Once, long ago, the Amu-Darya, one of Central Asia's two great rivers, emptied into the Caspian Sea. There is still evidence of the "Uzboy" canal system in what is now southwestern Turkmenistan and indications that some 4,000 years ago it was a rich agricultural area. Now it is just a desert and there are concerns that mismanagement of water resources and climate change could transform other parts of Central Asia into desert lands.
The region's population is roughly 10 times the size it was just 100 years ago, many of the same policies that led to the desiccation of the Aral Sea are still in place, the glaciers in the mountains to the east are melting at an alarming rate, and the effects of climate change are increasingly evident.
RFE/RL's Turkmen Service, known locally as Azatlyk, assembled a panel discussion (majlis) to review the water situation in Central Asia and neighboring states, examine regional water-supply forecasts for 35, 50, or 100 years from now, and consider whether water could be cause for conflict there.

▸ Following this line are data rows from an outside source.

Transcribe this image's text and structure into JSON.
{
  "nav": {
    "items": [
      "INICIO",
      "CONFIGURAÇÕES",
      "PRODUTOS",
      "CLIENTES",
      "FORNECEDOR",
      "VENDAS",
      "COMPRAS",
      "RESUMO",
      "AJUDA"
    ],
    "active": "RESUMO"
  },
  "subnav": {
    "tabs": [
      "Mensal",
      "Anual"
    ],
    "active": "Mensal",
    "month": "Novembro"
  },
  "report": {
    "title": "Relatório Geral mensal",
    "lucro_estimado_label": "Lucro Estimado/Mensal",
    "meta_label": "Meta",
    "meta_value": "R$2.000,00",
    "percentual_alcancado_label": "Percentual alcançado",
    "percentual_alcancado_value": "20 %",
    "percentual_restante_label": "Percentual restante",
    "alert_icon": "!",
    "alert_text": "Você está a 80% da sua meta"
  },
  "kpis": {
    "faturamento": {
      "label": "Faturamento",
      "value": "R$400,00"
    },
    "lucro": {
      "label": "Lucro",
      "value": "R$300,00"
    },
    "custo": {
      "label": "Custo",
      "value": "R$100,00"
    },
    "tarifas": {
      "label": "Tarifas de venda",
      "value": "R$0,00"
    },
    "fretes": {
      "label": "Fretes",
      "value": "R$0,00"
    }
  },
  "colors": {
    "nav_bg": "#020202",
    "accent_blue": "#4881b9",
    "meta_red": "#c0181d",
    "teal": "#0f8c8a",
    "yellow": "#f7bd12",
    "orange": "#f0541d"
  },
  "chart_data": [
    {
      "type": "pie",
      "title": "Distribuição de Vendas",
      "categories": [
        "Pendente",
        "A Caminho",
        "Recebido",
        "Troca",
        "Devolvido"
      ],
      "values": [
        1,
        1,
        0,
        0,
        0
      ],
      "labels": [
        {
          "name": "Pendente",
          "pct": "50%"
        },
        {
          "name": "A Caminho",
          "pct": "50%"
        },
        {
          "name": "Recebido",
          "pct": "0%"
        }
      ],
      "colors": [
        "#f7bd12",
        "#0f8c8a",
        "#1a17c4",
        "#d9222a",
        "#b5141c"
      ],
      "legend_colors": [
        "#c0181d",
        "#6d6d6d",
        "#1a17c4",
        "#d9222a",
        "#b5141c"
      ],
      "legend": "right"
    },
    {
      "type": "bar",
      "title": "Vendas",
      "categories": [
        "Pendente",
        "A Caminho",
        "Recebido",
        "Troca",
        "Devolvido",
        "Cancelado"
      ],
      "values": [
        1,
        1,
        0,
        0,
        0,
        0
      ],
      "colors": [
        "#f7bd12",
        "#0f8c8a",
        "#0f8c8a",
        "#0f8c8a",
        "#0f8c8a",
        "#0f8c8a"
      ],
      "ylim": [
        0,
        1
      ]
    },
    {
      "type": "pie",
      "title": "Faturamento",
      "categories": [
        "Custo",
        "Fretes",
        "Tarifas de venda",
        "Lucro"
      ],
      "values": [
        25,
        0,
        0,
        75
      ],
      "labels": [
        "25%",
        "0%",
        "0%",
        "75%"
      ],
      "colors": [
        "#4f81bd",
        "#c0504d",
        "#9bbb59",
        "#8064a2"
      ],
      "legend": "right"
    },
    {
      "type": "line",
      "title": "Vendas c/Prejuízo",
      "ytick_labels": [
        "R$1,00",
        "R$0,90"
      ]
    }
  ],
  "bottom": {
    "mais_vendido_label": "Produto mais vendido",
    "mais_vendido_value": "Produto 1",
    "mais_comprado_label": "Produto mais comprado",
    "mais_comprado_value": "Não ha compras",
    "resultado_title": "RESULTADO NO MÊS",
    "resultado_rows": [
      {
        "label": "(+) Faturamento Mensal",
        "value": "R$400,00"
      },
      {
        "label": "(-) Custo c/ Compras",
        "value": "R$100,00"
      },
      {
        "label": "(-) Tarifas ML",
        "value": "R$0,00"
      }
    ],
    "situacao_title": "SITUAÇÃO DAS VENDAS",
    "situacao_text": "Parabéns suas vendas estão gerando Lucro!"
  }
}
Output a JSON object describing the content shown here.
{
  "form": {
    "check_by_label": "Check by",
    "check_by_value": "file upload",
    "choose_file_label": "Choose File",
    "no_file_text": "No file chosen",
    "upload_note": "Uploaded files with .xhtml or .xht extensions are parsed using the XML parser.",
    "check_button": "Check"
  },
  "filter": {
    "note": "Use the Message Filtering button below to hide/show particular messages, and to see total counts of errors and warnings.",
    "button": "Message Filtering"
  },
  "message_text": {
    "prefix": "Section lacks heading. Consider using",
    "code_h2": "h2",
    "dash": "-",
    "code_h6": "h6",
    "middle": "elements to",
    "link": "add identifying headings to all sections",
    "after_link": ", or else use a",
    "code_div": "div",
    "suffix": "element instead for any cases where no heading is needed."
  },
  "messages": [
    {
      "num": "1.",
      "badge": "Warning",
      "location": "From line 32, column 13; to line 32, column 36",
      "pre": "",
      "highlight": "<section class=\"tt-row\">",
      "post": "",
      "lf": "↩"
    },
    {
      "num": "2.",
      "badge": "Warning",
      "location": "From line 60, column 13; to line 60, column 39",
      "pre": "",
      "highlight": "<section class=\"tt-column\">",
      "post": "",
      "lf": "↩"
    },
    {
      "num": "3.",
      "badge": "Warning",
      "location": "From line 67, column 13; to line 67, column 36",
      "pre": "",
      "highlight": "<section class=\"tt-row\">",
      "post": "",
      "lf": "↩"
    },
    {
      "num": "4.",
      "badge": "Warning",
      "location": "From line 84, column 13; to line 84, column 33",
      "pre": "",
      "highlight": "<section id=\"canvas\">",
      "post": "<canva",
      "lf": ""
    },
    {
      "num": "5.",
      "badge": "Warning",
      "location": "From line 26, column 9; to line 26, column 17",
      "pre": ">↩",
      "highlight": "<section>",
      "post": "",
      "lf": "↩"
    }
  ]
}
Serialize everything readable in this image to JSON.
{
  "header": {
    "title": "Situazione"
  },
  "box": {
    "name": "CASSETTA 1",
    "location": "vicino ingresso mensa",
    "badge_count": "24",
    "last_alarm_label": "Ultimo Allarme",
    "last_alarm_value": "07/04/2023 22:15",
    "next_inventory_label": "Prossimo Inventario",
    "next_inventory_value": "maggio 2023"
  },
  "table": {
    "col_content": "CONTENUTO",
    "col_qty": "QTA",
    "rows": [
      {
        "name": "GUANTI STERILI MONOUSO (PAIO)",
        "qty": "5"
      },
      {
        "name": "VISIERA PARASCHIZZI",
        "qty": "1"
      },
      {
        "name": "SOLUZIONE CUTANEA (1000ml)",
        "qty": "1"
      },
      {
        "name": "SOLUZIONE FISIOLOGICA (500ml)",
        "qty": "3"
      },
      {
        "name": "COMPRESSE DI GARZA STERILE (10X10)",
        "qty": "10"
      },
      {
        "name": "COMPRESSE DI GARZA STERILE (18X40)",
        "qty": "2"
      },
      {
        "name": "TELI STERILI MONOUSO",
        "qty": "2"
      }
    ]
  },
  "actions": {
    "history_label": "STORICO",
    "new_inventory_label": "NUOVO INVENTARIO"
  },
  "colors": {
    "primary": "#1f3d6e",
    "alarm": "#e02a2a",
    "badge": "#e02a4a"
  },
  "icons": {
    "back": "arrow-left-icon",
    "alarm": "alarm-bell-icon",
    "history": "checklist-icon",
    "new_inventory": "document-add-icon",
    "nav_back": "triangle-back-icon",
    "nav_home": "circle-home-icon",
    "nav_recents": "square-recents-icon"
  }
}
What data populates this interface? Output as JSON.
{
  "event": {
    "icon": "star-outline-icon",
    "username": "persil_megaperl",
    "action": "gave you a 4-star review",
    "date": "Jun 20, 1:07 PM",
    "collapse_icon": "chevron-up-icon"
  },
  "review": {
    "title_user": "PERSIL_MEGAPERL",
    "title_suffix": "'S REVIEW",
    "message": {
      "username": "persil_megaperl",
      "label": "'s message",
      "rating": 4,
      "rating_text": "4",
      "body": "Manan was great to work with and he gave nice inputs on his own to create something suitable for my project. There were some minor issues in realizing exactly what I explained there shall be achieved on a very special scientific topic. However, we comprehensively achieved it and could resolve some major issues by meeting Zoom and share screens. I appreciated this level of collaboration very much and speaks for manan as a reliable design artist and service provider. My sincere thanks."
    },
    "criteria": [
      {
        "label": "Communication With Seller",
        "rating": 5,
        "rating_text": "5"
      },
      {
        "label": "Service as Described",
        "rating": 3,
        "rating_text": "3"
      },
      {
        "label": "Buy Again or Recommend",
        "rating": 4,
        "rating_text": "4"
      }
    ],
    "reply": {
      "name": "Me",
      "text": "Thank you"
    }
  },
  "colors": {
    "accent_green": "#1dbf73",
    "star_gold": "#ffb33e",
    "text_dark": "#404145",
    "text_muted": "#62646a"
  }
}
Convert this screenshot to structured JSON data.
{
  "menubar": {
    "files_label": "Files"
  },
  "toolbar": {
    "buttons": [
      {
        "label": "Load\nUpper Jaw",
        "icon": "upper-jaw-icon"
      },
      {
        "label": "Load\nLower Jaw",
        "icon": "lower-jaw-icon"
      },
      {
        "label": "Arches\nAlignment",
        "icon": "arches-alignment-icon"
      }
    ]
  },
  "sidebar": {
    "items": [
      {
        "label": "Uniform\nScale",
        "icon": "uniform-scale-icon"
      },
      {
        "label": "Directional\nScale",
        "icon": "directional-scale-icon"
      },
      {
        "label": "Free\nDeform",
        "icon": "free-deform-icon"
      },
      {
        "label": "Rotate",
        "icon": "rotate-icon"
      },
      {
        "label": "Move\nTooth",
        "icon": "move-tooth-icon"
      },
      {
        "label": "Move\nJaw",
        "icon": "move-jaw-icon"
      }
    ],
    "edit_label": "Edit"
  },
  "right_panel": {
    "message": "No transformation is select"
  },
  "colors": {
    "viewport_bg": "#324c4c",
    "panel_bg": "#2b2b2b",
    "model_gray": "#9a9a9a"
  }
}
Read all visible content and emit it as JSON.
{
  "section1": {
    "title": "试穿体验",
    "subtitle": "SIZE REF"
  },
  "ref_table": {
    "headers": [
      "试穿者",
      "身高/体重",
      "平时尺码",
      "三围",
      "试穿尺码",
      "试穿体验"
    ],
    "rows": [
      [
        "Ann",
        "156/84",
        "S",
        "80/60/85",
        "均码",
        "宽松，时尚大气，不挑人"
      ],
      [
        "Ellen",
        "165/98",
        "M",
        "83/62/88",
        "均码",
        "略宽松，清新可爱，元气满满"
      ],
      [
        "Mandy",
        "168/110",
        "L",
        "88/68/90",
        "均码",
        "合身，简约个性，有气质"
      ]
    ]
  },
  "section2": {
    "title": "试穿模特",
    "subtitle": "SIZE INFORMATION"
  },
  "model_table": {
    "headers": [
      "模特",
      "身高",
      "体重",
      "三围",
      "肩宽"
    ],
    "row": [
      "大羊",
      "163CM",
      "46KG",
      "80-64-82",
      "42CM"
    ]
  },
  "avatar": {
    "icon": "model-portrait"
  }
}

Azatlyk Director Muhammad Tahir moderated the panel. Participating in the discussion from Iran was Kaveh Madani, an expert in global water issues from the Imperial College in London, and Ryskeldi Satke, a Bishkek-based journalist who has been investigating the recession of Central Asia's glaciers and the causes of this process. And I had a few things to say also.
Satke started the discussion by citing figures from recent studies that showed that glaciers in the Tien-Shan Mountains in Central Asia "lost 27 percent of their total mass over the last 50 years" and that, by the year 2050, "the remaining ice in the Tien-Shan glaciers could be lost further."
Satke, who has written several articles on how the Kumtor gold-mining project in Kyrgyzstan has negatively affected a nearby glacier, pointed out that the problem of receding glaciers is not unique to Central Asia. He said that in "Afghanistan and Pakistan, 93 percent of the glaciers there [are] retreating the same way."
Madani drew attention to Lake Orumieh (Urmia) in Iran and noted similarities with Central Asia.
"What we are seeing in Lake Urmia was the Aral Sea syndrome, [and] Lake Urmia is not the only one. We're seeing this [syndrome] happening in many, many places."
Madani noted, though, that this syndrome is the product of mismanagement, not climate change.
"The Aral Sea is probably the classic example of mismanagement and man-made disaster but we're seeing this elsewhere. The problem is in the developing world."
It is still unclear how bad the situation is. Studies are being done now in some of the affected countries of inner Asia, but Satke recalled these studies only resumed relatively recently.
"After the '90s, when the Soviet state collapsed, for about two decades, for close to 15 years, there were no activities," he said. As a result, regarding the situation in Central Asia, there is only data from the Soviet period and roughly the last five years.
Even without comprehensive data, however, it is evident that a dire predicament exists, and that there is no immediate way out. It was noted during the discussion that Central Asia's population has risen from some 6 to 8 million at the start of the 20th century to some 66 million today. One of the main causes of the drying out of the Aral Sea was the irrigation of Central Asian land, particularly former colonial master Russia's decision to make the region Moscow's cotton plantation. Cotton is still a vital part of state revenue for most of the current Central Asian governments, particularly Uzbekistan, though the plant requires a huge amount of water.
Added to all this are the creeping effects of climate change. Madani and Satke both said it is too early to tell how many of the current problems are the result of climate change, though unusual heat this summer in Central Asia and floods in Kazakhstan, Kyrgyzstan, and Tajikistan could be indications of such a process.
Uzbek President Islam Karimov suggested in September 2012 that a scarcity of water could be reason for future regional wars. It already has been the source of conflict among small communities along the Kyrgyz-Tajik border.
But Madani cautioned that, to date, "we have never had in history two nations fighting over water." But he added that water has been mixed into a basket of grievances that have started wars. More optimistically, Madani said history shows there can be cooperation on water issues and such cooperation is not based on the style of governance between affected states -- even the despot can cooperate with the democrat over water issues.
These issues concerning water and its use in Central Asia were discussed in greater depth during the roundtable, as were other topics, such as the push for hydropower plants in mountainous Kyrgyzstan and Tajikistan or the possibilities for a regional approach to the growing problem.